Иоанн тоже был доволен, что на сей раз обойдется без женщин в алтаре. Меньше глаз — меньше языков. Иоанну не хотелось, чтобы епископ знал о его участии в этом деле. Священник был далеко не глуп и понимал, что Галченя неспроста остался под землей. Видно, Ярун не так вел себя в орде и не такие речи держал, чтобы ему желателен был свидетель. А ведь пошел он туда с согласия епископа, — как знать, одобрит ли Никита их попытки спасти парня? В случае огласки этого смутного дела епископу будет нелегко оправдаться, и наверное, он предпочел бы оставить замочникова холопа там, где он есть. Но совесть не позволяла священнику бросить живого человека погибать под землей, и он, сомневаясь, тревожась и беспрестанно молясь, все же следовал ее велениям.
Пропустив Радчу и Гончаровых сыновей в церковь, Иоанн огляделся, не видел ли их кто, и тоже скрылся внутри, плотно прикрыв за собой дверь. Ему была неприятна эта вороватая таинственность, с которой он уже второй раз вводит людей в дом Божий, и он мысленно просил у Господа прощения, словно сам был во всем виноват. Подобные дела казались ему осквернением храма, и он на месте епископа никогда не позволил бы устраивать подземный ход именно в церкви. Но воеводу и городников, как видно, больше беспокоила сохранность подземного хода, чем достоинство дома Божьего.

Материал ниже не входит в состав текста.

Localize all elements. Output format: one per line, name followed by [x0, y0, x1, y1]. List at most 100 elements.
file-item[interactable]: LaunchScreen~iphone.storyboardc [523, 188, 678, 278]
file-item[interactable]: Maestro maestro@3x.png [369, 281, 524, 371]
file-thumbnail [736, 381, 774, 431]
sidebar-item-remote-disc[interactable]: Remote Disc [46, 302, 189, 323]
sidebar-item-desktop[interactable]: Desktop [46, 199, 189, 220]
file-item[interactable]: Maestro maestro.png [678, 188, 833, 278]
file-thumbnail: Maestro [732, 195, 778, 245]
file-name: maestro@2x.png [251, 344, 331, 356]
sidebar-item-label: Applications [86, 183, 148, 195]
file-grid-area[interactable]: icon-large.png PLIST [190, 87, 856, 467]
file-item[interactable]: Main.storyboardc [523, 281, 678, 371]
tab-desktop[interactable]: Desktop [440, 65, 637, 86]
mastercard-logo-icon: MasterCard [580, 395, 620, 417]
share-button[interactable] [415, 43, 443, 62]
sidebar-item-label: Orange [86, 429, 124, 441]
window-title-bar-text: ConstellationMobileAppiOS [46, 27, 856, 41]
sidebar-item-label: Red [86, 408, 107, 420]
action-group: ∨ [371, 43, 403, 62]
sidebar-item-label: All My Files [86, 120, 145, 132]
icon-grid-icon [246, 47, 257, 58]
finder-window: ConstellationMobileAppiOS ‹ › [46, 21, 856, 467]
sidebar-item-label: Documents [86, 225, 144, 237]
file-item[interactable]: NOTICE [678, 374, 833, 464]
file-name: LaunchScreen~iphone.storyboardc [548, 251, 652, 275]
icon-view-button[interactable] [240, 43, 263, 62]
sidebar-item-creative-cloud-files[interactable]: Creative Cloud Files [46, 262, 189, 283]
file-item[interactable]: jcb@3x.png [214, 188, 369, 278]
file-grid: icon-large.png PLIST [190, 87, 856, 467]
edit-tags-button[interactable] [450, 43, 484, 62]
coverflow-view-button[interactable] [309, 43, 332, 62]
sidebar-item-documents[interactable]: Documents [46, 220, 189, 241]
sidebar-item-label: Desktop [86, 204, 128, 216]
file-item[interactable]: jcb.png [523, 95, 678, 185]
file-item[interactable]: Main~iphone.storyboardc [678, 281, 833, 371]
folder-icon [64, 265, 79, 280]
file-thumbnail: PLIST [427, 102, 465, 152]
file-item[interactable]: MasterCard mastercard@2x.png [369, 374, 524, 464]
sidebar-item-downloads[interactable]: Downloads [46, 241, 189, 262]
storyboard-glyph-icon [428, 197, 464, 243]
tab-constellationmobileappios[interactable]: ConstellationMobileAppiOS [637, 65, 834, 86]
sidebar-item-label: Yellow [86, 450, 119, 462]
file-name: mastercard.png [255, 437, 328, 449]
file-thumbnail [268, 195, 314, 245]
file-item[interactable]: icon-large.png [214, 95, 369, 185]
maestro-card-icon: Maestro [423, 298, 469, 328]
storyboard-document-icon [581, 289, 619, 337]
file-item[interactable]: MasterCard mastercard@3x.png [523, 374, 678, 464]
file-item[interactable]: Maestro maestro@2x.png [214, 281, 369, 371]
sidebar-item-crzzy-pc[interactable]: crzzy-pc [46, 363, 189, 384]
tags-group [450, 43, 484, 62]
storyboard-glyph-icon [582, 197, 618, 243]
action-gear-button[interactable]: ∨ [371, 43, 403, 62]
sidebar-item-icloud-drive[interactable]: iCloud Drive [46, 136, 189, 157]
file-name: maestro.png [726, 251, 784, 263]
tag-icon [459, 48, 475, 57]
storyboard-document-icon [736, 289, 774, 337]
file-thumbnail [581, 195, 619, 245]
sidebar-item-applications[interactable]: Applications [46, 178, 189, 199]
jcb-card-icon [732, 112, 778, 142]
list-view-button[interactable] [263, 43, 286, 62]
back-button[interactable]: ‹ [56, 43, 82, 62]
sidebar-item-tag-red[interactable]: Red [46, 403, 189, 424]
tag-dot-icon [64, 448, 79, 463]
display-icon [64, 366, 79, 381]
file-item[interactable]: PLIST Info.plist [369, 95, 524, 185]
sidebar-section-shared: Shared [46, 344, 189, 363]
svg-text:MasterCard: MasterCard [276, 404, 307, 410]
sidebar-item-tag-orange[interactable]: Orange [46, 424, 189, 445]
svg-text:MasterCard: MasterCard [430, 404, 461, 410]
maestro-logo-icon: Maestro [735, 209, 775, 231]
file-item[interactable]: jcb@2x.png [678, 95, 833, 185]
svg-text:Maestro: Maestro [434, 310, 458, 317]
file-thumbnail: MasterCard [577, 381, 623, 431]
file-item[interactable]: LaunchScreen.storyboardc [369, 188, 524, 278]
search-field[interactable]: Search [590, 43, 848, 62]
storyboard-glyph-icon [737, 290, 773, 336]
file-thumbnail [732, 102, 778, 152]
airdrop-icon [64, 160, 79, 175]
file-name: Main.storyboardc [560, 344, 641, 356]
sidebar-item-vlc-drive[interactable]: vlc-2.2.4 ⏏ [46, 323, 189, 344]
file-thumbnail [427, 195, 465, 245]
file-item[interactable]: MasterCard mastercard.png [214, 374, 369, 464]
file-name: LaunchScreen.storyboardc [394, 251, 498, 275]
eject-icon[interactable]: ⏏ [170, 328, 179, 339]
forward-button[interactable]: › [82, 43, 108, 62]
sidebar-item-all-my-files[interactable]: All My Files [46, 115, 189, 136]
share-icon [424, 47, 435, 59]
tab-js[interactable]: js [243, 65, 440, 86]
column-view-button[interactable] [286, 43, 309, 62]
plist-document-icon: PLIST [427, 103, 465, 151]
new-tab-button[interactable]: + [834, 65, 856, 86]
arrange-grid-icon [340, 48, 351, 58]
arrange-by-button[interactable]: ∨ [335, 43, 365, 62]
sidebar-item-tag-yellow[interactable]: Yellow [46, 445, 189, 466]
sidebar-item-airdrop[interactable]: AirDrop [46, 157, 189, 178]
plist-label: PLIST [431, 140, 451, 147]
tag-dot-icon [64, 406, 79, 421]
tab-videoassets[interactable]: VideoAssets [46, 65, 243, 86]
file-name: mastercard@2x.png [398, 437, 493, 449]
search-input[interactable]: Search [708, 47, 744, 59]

Отперев решетку алтаря, Иоанн ввел Радчу и Гончаровых сыновей внутрь и показал им крышку подземного лаза. Пока Громча и Сполох с изумлением разглядывали ее — они и мечтать не могли, что им откроется самая важная тайна города! — Радча вставил свой только что выкованный, еще теплый ключ в прорезь огромного замка и нажал. «Ну, Свароже-Господине, не оставь! » — мысленно молил он Небесного Кузнеца. Слишком велик был замок и слишком трудно было бы исправить ошибку в ключе. Но не зря Добыча именно в третьем сыне видел наследника своему ремеслу. Сварог и собственные руки не подвели Радчу, ключ подошел, железная дужка освободилась, замок был открыт.
Радча с облегчением вытер лоб, а Громча и Сполох натужно подняли крышку лаза. Склонившись в колодец со свечой в руке, Иоанн разглядел лежащего на дне сруба Галченю.
Проведя сутки без света и почти без воздуха, едва. очнувшись после сильного удара по голове и истратив остатки сил на утренний стук, Галченя не мог даже подняться. Сверху его можно было принять за мертвого. Перепуганные Громча и Сполох спустились по ступенькам, стараясь не смотреть на дышащий могильным холодом темный провал подземного хода, и со всей осторожностью, на какую были способны, вытащили из колодца бессильное тяжелое тело.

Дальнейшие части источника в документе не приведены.